14/02/2017 15h35 | Foto: Divulgação
O dinheiro do FGTS que mais de 30 milhões de trabalhadores poderão sacar a partir de março poderá ajudar a reduzir a inadimplência, mas terá um impacto limitado para reaquecer o comércio e a economia. Parte desses recursos será usada para quitar dívidas, enquanto o restante deve ir para o consumo e aplicações financeiras, acreditam economistas de plantão. O governo espera que os saques vão injetar R$ 34 bilhões na economia. O saldo das cerca de 49 milhões de contas do FGTS com direito ao resgate soma hoje R$ 43 bilhões.
“Esse dinheiro não vai entrar necessariamente na economia para consumo. A grande parte dos recursos, até mesmo por se tratar de conta de baixo valor, será usado para o pagamento de dívidas mesmo”, avalia o diretor executivo de Estudos e Pesquisa da Anefac, Miguel José Ribeiro de Oliveira.
A maior parte dos trabalhadores que pode sacar tem saldo menor que R$ 500, diz o governo. Outros 24% têm saldo entre R$ 500 e R$ 1.500. Os dois grupos representam 80% do total de pessoas com direito a sacar o dinheiro. Os demais têm mais de R$ 1.500 a receber.
Consumo e inadimplência – “Como a economia está numa recessão há três anos, as pessoas estão muito endividadas, o desemprego muito alto e a inflação corroeu renda, a maioria desses recursos deve realmente ser canalizada para o pagamento e dívidas”, avalia Oliveira, da Anefac.
Já o economista Jason Vieira acredita que cerca de 50% dos recursos sacados pelos trabalhadores devem ir para o consumo e terão um efeito positivo para as vendas do comércio, que fecharam 2016 com a maior queda em 15 anos. “Esses saques podem ter um efeito de curto prazo na economia, como tiveram outras medidas. Mas ele é temporário”, avalia.

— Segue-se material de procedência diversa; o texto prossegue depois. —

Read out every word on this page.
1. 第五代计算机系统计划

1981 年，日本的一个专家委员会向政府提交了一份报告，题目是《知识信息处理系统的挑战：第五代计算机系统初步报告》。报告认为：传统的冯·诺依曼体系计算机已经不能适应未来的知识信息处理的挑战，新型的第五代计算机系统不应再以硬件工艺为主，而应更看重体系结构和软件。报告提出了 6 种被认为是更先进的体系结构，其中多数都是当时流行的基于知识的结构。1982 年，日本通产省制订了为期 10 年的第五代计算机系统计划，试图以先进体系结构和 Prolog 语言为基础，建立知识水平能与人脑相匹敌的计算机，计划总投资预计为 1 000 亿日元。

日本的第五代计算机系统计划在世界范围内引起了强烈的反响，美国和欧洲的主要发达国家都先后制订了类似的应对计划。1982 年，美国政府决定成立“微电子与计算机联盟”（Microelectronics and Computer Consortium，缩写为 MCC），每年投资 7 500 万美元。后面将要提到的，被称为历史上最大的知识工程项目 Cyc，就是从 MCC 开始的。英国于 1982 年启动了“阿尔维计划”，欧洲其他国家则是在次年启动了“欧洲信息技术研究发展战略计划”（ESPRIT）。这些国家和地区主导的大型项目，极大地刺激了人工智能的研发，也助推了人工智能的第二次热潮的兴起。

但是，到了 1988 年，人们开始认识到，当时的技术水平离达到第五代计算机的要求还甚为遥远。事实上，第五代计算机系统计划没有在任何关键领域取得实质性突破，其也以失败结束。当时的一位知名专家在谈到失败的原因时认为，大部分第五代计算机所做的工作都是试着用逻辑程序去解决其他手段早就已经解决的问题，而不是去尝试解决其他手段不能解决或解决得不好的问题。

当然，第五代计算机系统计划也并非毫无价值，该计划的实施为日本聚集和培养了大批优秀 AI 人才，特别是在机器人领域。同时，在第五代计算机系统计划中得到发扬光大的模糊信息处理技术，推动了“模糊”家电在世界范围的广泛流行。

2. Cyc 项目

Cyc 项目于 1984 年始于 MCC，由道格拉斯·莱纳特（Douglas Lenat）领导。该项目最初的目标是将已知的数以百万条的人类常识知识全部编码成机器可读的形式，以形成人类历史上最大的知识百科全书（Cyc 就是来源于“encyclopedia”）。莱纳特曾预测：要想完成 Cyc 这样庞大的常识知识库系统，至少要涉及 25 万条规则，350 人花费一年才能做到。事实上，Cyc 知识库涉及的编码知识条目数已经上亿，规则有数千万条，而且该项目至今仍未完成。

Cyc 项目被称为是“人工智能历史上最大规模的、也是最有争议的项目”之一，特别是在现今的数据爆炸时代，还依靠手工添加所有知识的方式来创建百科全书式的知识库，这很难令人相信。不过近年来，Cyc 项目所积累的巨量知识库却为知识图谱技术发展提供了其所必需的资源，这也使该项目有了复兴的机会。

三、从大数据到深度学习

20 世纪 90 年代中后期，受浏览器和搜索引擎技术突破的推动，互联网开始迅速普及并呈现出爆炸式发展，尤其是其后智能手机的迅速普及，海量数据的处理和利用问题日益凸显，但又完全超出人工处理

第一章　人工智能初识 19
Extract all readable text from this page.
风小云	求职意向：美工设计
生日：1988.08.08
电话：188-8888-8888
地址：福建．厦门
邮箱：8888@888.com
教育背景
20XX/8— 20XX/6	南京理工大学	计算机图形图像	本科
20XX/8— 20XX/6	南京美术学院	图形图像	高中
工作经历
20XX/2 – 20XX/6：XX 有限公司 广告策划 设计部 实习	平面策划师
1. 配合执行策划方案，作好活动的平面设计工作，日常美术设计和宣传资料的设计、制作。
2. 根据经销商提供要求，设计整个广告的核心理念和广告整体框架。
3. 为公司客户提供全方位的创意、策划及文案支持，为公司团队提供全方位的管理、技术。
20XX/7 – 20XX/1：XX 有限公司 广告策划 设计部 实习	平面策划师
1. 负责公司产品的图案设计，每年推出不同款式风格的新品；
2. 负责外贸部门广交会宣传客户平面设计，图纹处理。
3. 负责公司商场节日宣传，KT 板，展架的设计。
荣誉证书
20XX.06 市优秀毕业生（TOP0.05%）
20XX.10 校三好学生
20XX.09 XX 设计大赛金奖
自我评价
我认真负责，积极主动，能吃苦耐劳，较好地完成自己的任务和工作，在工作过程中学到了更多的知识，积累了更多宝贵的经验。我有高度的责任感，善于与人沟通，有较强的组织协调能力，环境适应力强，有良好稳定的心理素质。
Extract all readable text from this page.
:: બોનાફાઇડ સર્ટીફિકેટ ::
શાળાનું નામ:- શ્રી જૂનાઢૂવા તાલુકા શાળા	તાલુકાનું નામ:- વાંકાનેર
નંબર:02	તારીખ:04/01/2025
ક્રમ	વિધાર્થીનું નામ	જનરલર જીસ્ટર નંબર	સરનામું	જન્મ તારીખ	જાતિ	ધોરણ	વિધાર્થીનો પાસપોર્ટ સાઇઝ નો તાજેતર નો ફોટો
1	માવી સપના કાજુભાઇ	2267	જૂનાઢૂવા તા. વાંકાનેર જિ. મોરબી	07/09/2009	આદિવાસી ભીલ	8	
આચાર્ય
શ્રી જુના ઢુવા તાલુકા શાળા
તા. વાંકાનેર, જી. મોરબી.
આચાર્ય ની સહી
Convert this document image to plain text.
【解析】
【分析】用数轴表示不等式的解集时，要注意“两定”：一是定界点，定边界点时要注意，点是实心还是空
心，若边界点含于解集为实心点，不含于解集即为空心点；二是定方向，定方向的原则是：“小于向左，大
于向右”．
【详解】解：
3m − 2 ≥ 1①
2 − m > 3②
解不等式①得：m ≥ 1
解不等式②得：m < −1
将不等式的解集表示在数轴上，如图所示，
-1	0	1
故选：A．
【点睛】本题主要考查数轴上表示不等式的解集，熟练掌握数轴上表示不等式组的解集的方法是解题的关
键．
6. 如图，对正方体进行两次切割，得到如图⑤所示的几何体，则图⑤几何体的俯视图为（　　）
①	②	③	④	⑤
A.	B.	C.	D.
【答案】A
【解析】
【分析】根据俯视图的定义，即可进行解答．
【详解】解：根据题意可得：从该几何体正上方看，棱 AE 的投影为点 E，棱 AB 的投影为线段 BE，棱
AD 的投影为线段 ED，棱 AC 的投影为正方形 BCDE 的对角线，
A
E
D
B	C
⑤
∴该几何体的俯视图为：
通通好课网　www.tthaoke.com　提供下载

O restante dos recursos sacados, acredita o economista, vai para quitar dívidas e investir. Segundo Vieira, isso pode ajudar a reduzir o alto nível de inadimplência, mas não ainda é suficiente para reverter o atual cenário de crédito. “É um atenuador, na verdade”, acrescenta.
Menos de 1/5 do valor do 13º salário – Ainda que uma parcela possa ser motivada a usar o dinheiro para consumo, a avaliação é que o impacto para a economia será limitado. Para que se tenha uma ideia do montante em jogo, a estimativa de R$ 34 bilhões em saques representa menos de um quinto (17%) do valor que foi injetado na economia no ano passado com o pagamento de 13º salário (R$ 196,7 bilhões).
Para o economista-chefe do Banco Fator, José Francisco de Lima Gonçalves, apesar de toda a publicidade feito sobre a liberação dos saques, ainda há dúvidas sobre o valor que efetivamente será sacado das contas, o que dificulta qualquer projeção sobre o impacto desse dinheiro na economia.
“É difícil avaliar quanto, mas do que for sacado a maior parte deverá ser usada para o pagamento de dívidas. Pelo menos é o que seria inteligente”, diz. “Acho que para esse ano não tem nenhum efeito na economia. Em algum momento, a pessoa pode querer se endividar de novo ou aumentar a sua dívida. Mas o efeito será defasado”.
A avaliação geral, entretanto, é de que a medida é oportuna e benéfica para os trabalhadores. “Esses recursos são bem-vindos, mesmo porque estão lá parados, rendendo muito pouco e perdendo para a inflação”, destaca Oliveira.